FOCUS – Invité à Sciences Po Grenoble par son directeur Jean-Charles Froment, Jacques Toubon, le Défenseur des droits de la République, donnait une conférence sur la prolongation de l’état d’urgence en France, le 29 mars dernier. Un « d’état d’exception permanent » dont il s’inquiète.
« L’état d’urgence n’est pas adapté à une crise durable », a expliqué le Défenseur des droits de la République Jacques Toubon, le 29 mars dernier à l’IEP de Grenoble devant une petite cinquantaine de personnes.
Accompagné du procureur général de la cour d’appel de Grenoble Jacques Dallest, l’ancien ministre s’exprimait sur la protection les droits des individus dans un contexte d’état d’urgence, dans le cadre du Printemps de la justice, cycle de conférences organisé par Sciences Po et la cour d’appel.
Selon lui, la prolongation de l’état d’urgence, en vigueur depuis le 14 novembre 2015, contrevient à son caractère exceptionnel, ce régime tant précisément justifié par l’existence d’une menace temporaire.
« Quand l’exception devient la règle, libertés et fondamentaux sont fragilisés »
L’état d’urgence prolongé menace-t-il les principes de l’État de droit ?, s’interroge Jacques Toubon. En vertu de la loi du 3 avril 1955, l’état d’urgence confère des pouvoirs d’exception à l’administration, en raison d’un « péril imminent résultant d’atteintes grave à l’ordre public […] ». Or, depuis les attentats du 13 novembre, ce régime a été prolongé pas moins de cinq fois.
Dix neuf mois plus tard, Jacques Toubon s’inquiète de cette situation qu’il qualifie « d’état d’exception permanent ». Un régime qui sera maintenu jusqu’au 15 juillet prochain. Et qui sait, peut-être au-delà, si le prochain gouvernement l’estime encore nécessaire.
« Le droit commun intègre de plus en plus des dispositions d’exception », constate-t-il. « Et quand l’exception devient la règle, les libertés et les fondamentaux sont fragilisés ». Un exemple ? Alors que seuls les actes pouvaient donner lieu à des poursuites pénales, la menace terroriste justifie de plus en plus l’incrimination des comportements et des personnalités. « Serait-on en train d’entrer dans l’ère des suspects ? », interroge-t-il.
Vers un encadrement plus strict de l’état d’urgence ?

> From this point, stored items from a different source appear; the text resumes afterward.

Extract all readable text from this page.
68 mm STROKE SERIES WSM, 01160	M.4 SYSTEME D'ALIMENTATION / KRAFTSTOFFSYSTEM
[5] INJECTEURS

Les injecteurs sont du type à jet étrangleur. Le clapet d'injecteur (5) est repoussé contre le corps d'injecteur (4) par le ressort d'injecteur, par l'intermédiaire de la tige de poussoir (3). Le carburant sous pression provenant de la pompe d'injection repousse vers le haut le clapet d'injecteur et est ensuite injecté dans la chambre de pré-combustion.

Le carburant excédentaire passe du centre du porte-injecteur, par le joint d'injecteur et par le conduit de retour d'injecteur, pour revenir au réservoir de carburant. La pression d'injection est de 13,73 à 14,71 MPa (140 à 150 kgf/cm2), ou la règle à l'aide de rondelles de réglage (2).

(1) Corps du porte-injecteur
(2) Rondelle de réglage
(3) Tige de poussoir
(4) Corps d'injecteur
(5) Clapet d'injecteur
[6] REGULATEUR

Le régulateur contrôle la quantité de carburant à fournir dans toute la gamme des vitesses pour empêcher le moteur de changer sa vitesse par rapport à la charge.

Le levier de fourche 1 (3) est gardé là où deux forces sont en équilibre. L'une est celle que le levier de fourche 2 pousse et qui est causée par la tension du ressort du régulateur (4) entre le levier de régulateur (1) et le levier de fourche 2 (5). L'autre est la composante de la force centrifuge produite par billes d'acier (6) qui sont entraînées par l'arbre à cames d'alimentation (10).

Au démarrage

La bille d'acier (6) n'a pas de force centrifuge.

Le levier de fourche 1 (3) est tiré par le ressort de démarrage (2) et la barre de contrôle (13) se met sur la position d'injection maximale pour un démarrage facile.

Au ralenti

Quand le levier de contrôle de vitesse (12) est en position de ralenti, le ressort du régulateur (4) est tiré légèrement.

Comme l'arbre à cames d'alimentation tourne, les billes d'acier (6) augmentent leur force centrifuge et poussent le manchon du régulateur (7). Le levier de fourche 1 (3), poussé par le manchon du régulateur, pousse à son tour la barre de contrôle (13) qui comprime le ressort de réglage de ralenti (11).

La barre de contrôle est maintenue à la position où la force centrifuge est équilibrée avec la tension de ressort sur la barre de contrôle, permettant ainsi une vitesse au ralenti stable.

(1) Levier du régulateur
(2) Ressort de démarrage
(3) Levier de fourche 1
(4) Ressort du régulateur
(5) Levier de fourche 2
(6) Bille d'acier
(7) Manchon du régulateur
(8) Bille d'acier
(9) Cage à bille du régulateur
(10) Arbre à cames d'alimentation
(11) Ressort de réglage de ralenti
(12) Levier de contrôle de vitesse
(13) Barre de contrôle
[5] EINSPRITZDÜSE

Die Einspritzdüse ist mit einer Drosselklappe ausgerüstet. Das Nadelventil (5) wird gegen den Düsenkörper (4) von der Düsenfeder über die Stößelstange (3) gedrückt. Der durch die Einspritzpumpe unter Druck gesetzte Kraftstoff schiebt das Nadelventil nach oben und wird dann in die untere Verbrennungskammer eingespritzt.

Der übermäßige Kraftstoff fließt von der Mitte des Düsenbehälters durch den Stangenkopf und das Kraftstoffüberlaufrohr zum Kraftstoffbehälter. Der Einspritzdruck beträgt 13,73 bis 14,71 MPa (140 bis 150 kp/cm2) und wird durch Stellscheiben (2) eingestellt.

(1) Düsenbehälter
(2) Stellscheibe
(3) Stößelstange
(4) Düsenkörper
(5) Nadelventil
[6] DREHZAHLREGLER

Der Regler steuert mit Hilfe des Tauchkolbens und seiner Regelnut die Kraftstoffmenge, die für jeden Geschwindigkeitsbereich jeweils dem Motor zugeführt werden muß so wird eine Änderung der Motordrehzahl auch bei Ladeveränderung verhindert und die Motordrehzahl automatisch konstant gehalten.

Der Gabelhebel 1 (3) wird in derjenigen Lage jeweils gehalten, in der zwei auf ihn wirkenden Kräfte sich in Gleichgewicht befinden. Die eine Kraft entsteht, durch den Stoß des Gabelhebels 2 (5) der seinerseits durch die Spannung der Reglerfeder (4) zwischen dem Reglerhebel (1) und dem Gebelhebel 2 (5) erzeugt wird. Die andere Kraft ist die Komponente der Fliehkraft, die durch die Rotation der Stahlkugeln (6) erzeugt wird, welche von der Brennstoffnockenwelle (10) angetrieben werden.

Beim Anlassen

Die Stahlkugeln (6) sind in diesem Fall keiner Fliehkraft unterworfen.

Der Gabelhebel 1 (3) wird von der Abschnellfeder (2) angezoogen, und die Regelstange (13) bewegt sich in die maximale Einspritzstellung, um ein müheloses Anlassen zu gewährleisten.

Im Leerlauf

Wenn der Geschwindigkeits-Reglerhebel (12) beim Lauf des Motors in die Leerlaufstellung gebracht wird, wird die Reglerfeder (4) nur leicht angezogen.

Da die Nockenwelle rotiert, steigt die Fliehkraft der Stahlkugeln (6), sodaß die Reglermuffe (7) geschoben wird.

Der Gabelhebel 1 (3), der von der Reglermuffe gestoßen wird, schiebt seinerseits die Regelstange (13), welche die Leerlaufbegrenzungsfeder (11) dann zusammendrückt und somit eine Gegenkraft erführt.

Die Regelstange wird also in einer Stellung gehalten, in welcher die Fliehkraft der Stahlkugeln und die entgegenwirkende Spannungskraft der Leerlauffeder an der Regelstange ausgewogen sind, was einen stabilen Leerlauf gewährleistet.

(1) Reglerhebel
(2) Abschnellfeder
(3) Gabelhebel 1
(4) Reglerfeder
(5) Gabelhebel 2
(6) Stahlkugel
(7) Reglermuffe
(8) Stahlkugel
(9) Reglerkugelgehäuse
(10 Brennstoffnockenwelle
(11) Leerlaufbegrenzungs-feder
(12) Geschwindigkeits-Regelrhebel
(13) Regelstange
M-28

Quelles seraient les solutions adéquates pour encadrer cette prérogative de la puissance publique ? Une réforme structurelle de l’état d’urgence ? Des conditions d’applications renforcées ? La création d’un autre régime particulier adapté à la menace durable du terrorisme ?
Actuellement, la prolongation de l’état d’urgence et son contenu sont régis par une loi ordinaire. Certains élus écologistes et socialistes souhaitent que ce régime soit fixé par une loi organique. Une réforme qui permettrait au Conseil constitutionnel de contrôler la conformité de l’état d’urgence à la constitution.
Des solutions envisageables, timidement approuvées par Jacques Toubon : « L’état d’urgence a effectivement des défauts. Mais la compétence de réforme n’appartient pas au défenseur des droits, mais au législateur. »
Lui, n’a en effet, qu’un pouvoir de recommandation, lorsqu’il considère que des mesures législatives ne protègent pas suffisamment les droits fondamentaux (cf. encadré).
Une difficile mission qui consiste à concilier les exigences légitimes de sécurité et le respect des droits fondamentaux, garanties sine qua non du pacte républicain…
Anaïs Mariotti
LE DÉFENSEUR DES DROITS ET SON POUVOIR DE RECOMMANDATION
Quel rôle joue le Défenseur des droits, autorité constitutionnelle indépendante ? Essentiellement un rôle d’observation et d’injonction devant les tribunaux.
« On s’efforce d’apporter une réponse de fond, face à une demande sociale réelle », a expliqué Jacques Toubon. Le Défenseur des droits recueille les réclamations citoyennes intervenues dans le cadre des perquisitions et des assignations à résidence. Toutefois, il n’a pas la compétence d’évaluer le bien-fondé de ces mesures, qui relève du ressort du juge administratif. Cette institution constate principalement « les erreurs de procédures, les défauts d’indemnisation, et le respect des droits et des personnes dans le déroulement de la perquisition », explique le Défenseur des droits.
Son pouvoir de contrôle vis-à-vis du pouvoir exécutif est limité au seul droit de recommandation. Parmi les victoires de cette institution, la recommandation de février 2016, finalement retenue par le Conseil d’État, qui protège les enfants lors des perquisitions.
Jacques Toubon appelle aussi à une plus juste compensation financière pour les familles et à une indemnisation des dégâts matériels lors de ces opérations.